Why Seed-swapping Helps You and the Planet

by Jane on February 17, 2012

Since history began, farmers and gardeners have saved seed from their harvest to sow the following year.  Nowadays, seeds are on sale and gardeners accept the practice (or temptation?) of buying seed every year rather than saving their own.  Yet seed saving is free.  And seed swapping, once you’ve saved your seed, is cheap and fun!

There are some other reasons why seed saving and swapping is a good idea.  EU legislation since the 1970s bans the sale of seeds not on a registered list, with the intention of protecting growers from buying unsound seeds.  There is a fee to go onto the list, and varieties that do not sell in large quantities may not make it on. Commercial growers’ priorities may favour varieties suiting their mass production requirements, for example beans ripen all once so that they can easily be harvested by machine.  These do not necessarily include traits valued by gardeners, such as varied ripening times to avoid gluts.  And as seeds are produced to sell nationwide, seed varieties are not matched to local growing conditions. Seed swaps help widen the range of what is available and to preserve unlisted ‘heritage’ varieties.

By helping preserve our old seed varieties, we are maintaining the ‘reservoir of genetic material’ as Lindy Sharpe of community seed swap ‘Seedy Sunday’ explains.

“Seeds are one of the fundamentals of life, and lie at the base of the human food chain. By pollinating freely and making seed, plants … adapt opportunistically to new conditions. As the reservoir of genetic material shrinks – because fewer varieties are grown – the potential for plants (and the growers who use them) to make successful new adaptations in the future is jeopardised.
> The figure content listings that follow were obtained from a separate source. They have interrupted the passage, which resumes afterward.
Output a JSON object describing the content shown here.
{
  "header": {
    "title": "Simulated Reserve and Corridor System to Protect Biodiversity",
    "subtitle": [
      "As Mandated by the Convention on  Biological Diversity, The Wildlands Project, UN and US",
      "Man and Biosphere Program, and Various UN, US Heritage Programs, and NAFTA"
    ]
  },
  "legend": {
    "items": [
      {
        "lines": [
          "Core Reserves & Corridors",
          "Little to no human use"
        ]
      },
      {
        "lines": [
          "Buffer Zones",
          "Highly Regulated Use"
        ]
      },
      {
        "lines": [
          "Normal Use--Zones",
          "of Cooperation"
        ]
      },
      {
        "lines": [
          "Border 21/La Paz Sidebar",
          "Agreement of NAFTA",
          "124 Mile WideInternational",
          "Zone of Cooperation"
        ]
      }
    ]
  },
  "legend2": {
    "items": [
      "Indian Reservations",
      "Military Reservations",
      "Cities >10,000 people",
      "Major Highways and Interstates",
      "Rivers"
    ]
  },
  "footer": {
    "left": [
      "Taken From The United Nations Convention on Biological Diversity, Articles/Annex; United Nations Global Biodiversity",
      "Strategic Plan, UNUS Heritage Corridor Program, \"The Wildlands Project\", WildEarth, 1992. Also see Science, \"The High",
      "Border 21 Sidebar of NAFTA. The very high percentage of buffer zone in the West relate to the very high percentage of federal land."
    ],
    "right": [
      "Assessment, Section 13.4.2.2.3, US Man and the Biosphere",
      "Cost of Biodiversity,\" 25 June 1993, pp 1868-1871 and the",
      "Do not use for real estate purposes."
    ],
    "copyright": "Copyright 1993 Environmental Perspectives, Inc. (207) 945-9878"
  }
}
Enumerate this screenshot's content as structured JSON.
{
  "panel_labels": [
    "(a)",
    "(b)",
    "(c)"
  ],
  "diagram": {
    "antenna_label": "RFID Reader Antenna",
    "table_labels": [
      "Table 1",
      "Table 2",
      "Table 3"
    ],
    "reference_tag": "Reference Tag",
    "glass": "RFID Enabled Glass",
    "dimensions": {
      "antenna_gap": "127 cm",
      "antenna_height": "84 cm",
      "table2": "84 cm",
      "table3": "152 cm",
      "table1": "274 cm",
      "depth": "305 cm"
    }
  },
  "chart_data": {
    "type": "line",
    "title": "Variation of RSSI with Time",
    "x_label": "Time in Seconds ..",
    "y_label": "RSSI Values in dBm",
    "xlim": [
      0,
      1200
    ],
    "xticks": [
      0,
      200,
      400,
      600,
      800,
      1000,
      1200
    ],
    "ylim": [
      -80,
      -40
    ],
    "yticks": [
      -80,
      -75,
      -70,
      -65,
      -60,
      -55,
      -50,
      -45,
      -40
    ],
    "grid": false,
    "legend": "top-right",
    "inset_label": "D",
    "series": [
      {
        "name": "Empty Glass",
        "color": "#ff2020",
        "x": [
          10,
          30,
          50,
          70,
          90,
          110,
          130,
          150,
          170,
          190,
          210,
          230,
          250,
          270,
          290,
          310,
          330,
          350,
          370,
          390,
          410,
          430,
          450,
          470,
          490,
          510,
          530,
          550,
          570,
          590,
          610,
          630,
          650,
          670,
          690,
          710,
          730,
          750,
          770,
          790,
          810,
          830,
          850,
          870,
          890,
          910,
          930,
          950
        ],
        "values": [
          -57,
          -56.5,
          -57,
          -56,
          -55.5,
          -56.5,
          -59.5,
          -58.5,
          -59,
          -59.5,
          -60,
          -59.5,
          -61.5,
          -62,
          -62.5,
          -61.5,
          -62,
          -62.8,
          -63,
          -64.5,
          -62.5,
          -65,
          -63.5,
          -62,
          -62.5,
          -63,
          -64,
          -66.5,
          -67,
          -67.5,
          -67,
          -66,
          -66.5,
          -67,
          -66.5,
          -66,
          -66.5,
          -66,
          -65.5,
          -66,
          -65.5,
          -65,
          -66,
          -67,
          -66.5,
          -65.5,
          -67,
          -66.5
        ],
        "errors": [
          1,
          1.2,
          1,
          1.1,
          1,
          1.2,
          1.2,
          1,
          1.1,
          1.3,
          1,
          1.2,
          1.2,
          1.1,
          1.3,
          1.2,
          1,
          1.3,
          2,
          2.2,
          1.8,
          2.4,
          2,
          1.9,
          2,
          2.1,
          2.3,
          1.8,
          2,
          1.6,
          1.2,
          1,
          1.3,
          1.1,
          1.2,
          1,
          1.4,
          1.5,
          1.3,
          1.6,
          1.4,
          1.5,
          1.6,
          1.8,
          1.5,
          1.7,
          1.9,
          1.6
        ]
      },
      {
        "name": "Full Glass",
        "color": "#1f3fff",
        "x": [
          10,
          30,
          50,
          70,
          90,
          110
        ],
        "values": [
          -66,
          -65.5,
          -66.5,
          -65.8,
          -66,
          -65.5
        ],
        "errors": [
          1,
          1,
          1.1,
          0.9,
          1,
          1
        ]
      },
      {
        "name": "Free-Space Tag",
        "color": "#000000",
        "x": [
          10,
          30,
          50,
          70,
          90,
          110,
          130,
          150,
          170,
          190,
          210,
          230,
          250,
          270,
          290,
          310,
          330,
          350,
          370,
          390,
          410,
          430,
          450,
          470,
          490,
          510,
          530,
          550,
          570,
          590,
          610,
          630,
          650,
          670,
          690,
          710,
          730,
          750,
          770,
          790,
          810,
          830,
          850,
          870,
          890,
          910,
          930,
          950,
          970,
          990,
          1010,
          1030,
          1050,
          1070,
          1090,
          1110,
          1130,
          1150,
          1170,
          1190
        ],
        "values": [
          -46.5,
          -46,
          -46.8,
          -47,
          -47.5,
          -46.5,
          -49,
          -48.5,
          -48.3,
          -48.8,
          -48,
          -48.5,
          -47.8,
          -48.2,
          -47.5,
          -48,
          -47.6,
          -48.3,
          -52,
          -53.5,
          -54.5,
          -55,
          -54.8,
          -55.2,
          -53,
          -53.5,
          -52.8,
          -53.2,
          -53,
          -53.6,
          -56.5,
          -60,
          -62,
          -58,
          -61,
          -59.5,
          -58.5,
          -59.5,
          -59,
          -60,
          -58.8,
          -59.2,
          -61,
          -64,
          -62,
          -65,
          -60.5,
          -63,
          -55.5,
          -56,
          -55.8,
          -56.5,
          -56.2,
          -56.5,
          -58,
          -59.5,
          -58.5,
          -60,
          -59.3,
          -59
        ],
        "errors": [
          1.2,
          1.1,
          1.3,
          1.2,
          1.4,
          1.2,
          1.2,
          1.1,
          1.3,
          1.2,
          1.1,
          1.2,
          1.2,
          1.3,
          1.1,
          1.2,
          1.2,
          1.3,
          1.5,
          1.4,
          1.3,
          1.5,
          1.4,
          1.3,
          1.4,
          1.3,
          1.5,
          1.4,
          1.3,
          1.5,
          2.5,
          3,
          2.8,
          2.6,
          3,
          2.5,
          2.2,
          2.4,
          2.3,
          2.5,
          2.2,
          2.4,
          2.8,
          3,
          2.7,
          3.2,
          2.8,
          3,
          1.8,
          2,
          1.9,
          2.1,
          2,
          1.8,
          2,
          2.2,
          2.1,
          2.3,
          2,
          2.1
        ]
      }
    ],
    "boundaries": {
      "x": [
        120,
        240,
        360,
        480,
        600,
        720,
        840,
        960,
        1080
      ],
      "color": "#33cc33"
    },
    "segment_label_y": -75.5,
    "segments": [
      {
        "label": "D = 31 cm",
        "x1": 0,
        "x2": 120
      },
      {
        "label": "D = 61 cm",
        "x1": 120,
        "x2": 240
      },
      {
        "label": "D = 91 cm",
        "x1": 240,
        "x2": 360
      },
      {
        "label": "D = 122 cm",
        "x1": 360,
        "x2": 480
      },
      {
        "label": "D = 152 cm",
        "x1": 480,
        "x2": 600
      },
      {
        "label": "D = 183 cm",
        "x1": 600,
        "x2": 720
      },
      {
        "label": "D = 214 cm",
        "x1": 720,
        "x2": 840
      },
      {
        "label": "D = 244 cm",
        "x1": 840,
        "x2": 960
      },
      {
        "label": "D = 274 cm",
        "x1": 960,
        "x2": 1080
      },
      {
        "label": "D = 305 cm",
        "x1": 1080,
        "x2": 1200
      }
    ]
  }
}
Globally, the United Nations estimates that 75% of plant diversity has been lost in the past 100 years.’

What seed savers do every year is renew the stock of plant material, and preserve a bit of the gene pool for the future.

As well as postal seed swaps like for example those run by the Cottage Garden Society and the Hardy Plant Society, there are an increasing number of events where people can turn up with their seeds and exchange them, as well as take part in other gardening-related activities.  ‘Seedy Sunday’ in Brighton & Hove has a good website (on which I have leant heavily to write this – thank you!) which as well as giving the background to seed swapping, has a list of similar events all over the UK .

The reason I’m writing this, I guess, is that I’m organising one too – in the little Northants. village of Wappenham.  Last year I held it in my house and it was a fun thing to do at what can be a gloomy time of year.  I managed to get ‘Cherokee Trail of Tears’ and ‘Daniel’s Defiance’ beans, which went very well.  In fact I have never seen a bean germinate and grow as enthusiastically as DD – it seems well suited to conditions round here.  If you happen to be local, the event’s happening on Feb 25th, 2-4pm in our village hall.  With home-made teas, and chickens to buy as well!

Another UK seed saving source for gardeners is the Heritage Seed Library.  Its purpose is to conserve vegetable varieties that don’t feature in modern catalogues, to safeguard our seed heritage.  ‘Seed Guardians’ grow seed for the library, and ordinary Seed Library members can choose seeds from a catalogue of 200 varieties (the total heritage library covers many more seeds which are not at present in large enough amounts to be distributed).   If you are outside the UK see this link to seed savers in your country.

So by saving seed you are helping to save the gene pool – not bad for something you can do in your own back garden!